Именины пани Елены… Мы едем! Сердце замирает от счастья: я увижу ее, налюбуюсь великолепием ярко-рыжих волос, нагляжусь на рот с чуть выдавшейся нижней губою, на загадочные, без блеска глаза, непостижимые, томные, светло — голубые глаза женщины пожившей, с остывшим сердцем, как любят говорить даровитые, но не лишенные тенденциозности беллетристы, а по — моему, глаза женщины высшей породы, которые говорят только то, что можно говорить, что позволяет условность.

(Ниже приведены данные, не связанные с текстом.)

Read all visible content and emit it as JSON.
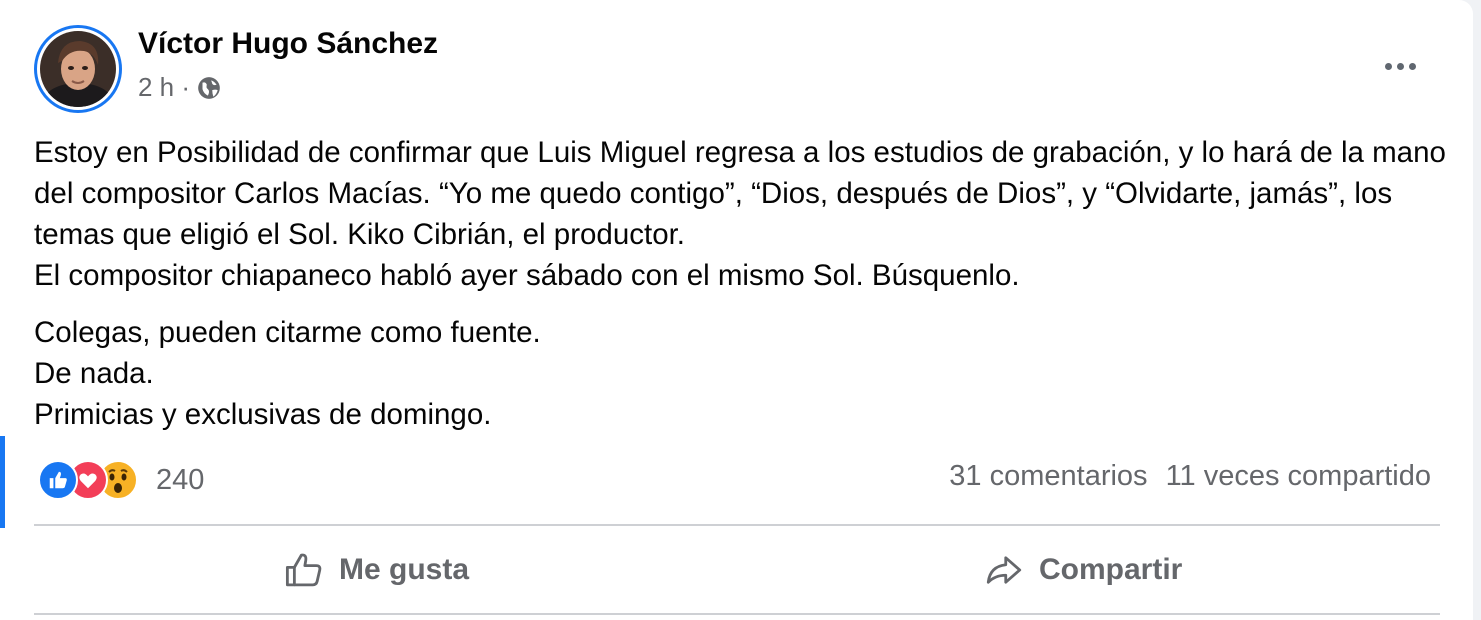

В конце концов… что мне до беллетристов?.. Я думаю о той минуте, когда она медленно повернет в мою сторону прелестную голову и взглянет смело и равнодушно. Я тоскую по тебе, взгляд богини!.. Да, это не какая‑нибудь страстишка, это глубина, — это, я могу сказать, океан.
Я знаю прекрасно историю пани Елены; знаю, что до мужа, столь же почтенного, сколь и изысканного пана Леона, был некто, обучавший ее музыке и пению и напевавший ей больше, чем следовало; знаю, что после этого она целый год провела в Палермо, знаю и еще кое‑что и именно поэтому, откровенно говоря, обожаю в ней то, что порицаю. Использовать ситуацию — это единственная философия, которой мы всегда руководствуемся, n‘est‑ce pas?[1]
Богуна и Фиглярку запрягли в огромный экипаж; главный кучер Людвик (прославленный на весь наш уезд Людвик, со своим неизменным «того» и шарообразной головой) плюнул на ладони, схватил вожжи, и вот он уже у крыльца.
Вечерние фраки и галстуки, выхоленные бородки, у каждого слева на лбу завитая прядь — джентльмены, мало сказать — джентльмены, — цветы!
Мы натягиваем шубы, садимся, едем. Нас всего четверо, но смело могу сказать, что в нашем экипаже едет соль земли, остроумие, блеск и, так сказать, философия нашего уезда.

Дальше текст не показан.